UNPOL trabalha na prevenção da violência contra mulheres em campos de deslocados no Haiti

Agressões de parentes e estupros são recorrentes. Reforço no patrulhamento e instalação de iluminação perto das latrinas estão entre as medidas.

Cerca de 500 mil pessoas ainda vivem em campos de deslocados no Haiti, dois anos após o terremoto que matou mais de 220 mil. As mulheres são particularmente vulneráveis porque enfrentam uma onda de violência sexual e doméstica. As condições precárias de vida e a fraqueza das autoridades também dão oportunidades aos criminosos, que ficam impunes.

“Estamos confrontando situações dramáticas nas quais mulheres jovens e até crianças são estupradas em plena luz do dia em suas tendas”, relata a Gerente de Projeto da Entidade das Nações Unidas para a Igualdade de Gênero e o Empoderamento das Mulheres (ONU Mulheres), Celia Romulus.

Com mais de 50 mil habitantes, Jean Marie Vincent é o maior campo de deslocados em Porto Príncipe, capital do Haiti, localizado perto de Cité Soleil, uma das áreas mais pobres e inseguras da cidade.
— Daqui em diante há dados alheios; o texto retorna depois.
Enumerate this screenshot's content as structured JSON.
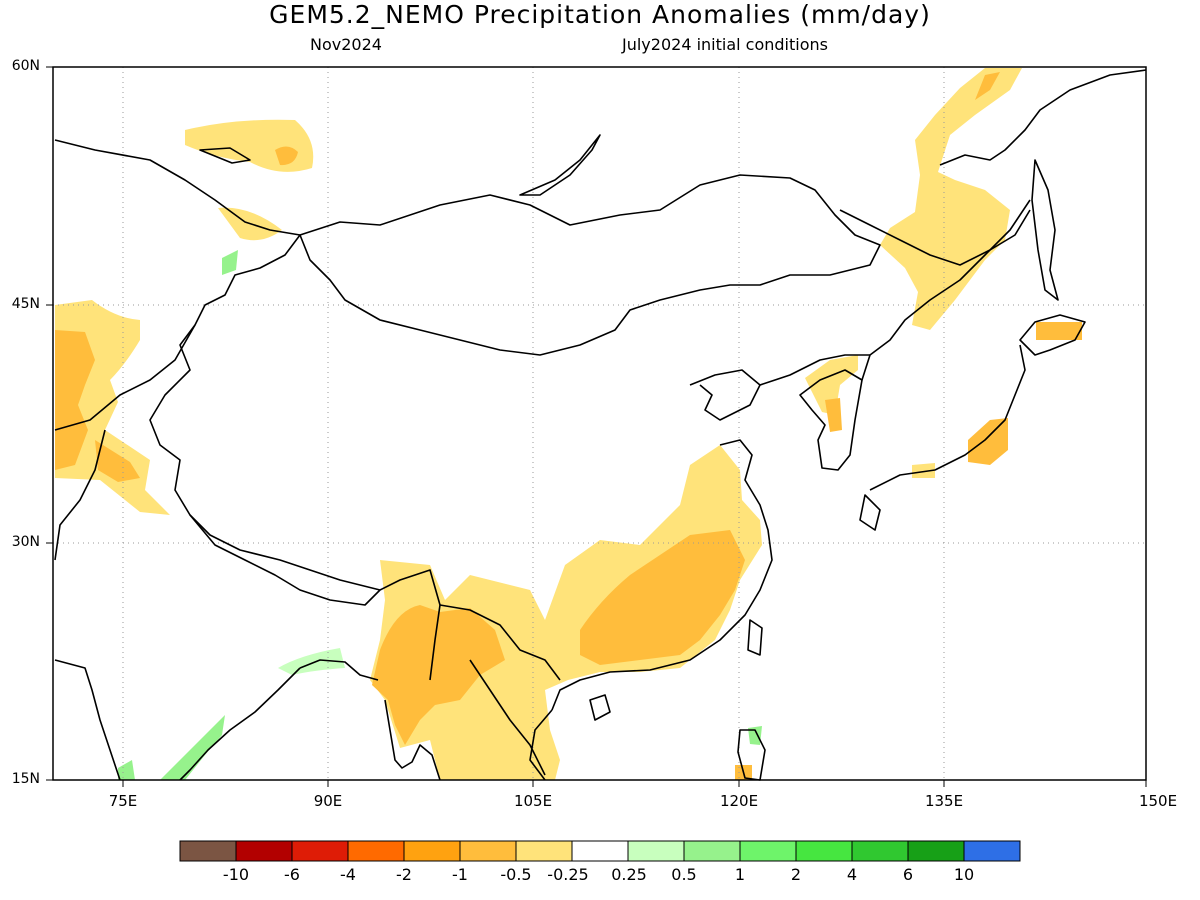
{
  "title": "GEM5.2_NEMO Precipitation Anomalies (mm/day)",
  "subtitle_left": "Nov2024",
  "subtitle_right": "July2024 initial conditions",
  "map": {
    "lat_labels": [
      "60N",
      "45N",
      "30N",
      "15N"
    ],
    "lon_labels": [
      "75E",
      "90E",
      "105E",
      "120E",
      "135E",
      "150E"
    ],
    "lat_range": [
      15,
      60
    ],
    "lon_range": [
      70,
      150
    ],
    "gridlines": "dotted"
  },
  "legend": {
    "labels": [
      "-10",
      "-6",
      "-4",
      "-2",
      "-1",
      "-0.5",
      "-0.25",
      "0.25",
      "0.5",
      "1",
      "2",
      "4",
      "6",
      "10"
    ],
    "colors": [
      "#7b5543",
      "#b20000",
      "#de1c06",
      "#ff6a00",
      "#ffa210",
      "#ffbd3c",
      "#ffe37a",
      "#ffffff",
      "#c8ffbe",
      "#96f28c",
      "#6ef46a",
      "#46e640",
      "#30c830",
      "#17a017",
      "#2e6fe6"
    ]
  }
}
Porta-Voz da Polícia das Nações Unidas (UNPOL) no Haiti, Raymond Lamarre descreve as dificuldades: “Os gangsters de Cité Soleil cometem crimes e depois se escondem nos campos de deslocados, onde é mais difícil para nós e para a Polícia Nacional do Haiti (PNH) encontrá-los.” Para dissuadir os criminosos, a UNPOL reforçou as patrulhas e concentra esforços nos perímetros e entradas dos campos.

“Descobrimos que as latrinas são especialmente perigosas para as mulheres à noite. Então decidimos instalar iluminação perto desses lugares onde estupradores ficavam à espreita”, conta Lamarre. Apesar das precauções, a violência ainda é generalizada, com trabalhadores da ONU também sob ameaça.

“Pela primeira vez, a UNPOL foi alvo”, observou Claude Mercier, policial responsável pela investigação de um recente ataque contra boinas azuis. “Na terça-feira (10/01), tiros foram disparados no campo e nós imediatamente deslocamos uma equipe da UNPOL para o local. Um dos policiais foi gravemente ferido e o culpado fugiu. O corpo de um civil foi encontrado não muito longe dali.”

Com dois postos de polícia para cuidar de 50 mil pessoas, os policiais admitem que vai levar tempo para deixar o campo totalmente seguro. A partida anunciada para breve de um grande número de organizações humanitárias e a falta de recursos para a PNH deixam a situação ainda mais frágil. Para Lamarre, uma saída seria estabelecer relação de confiança com os moradores.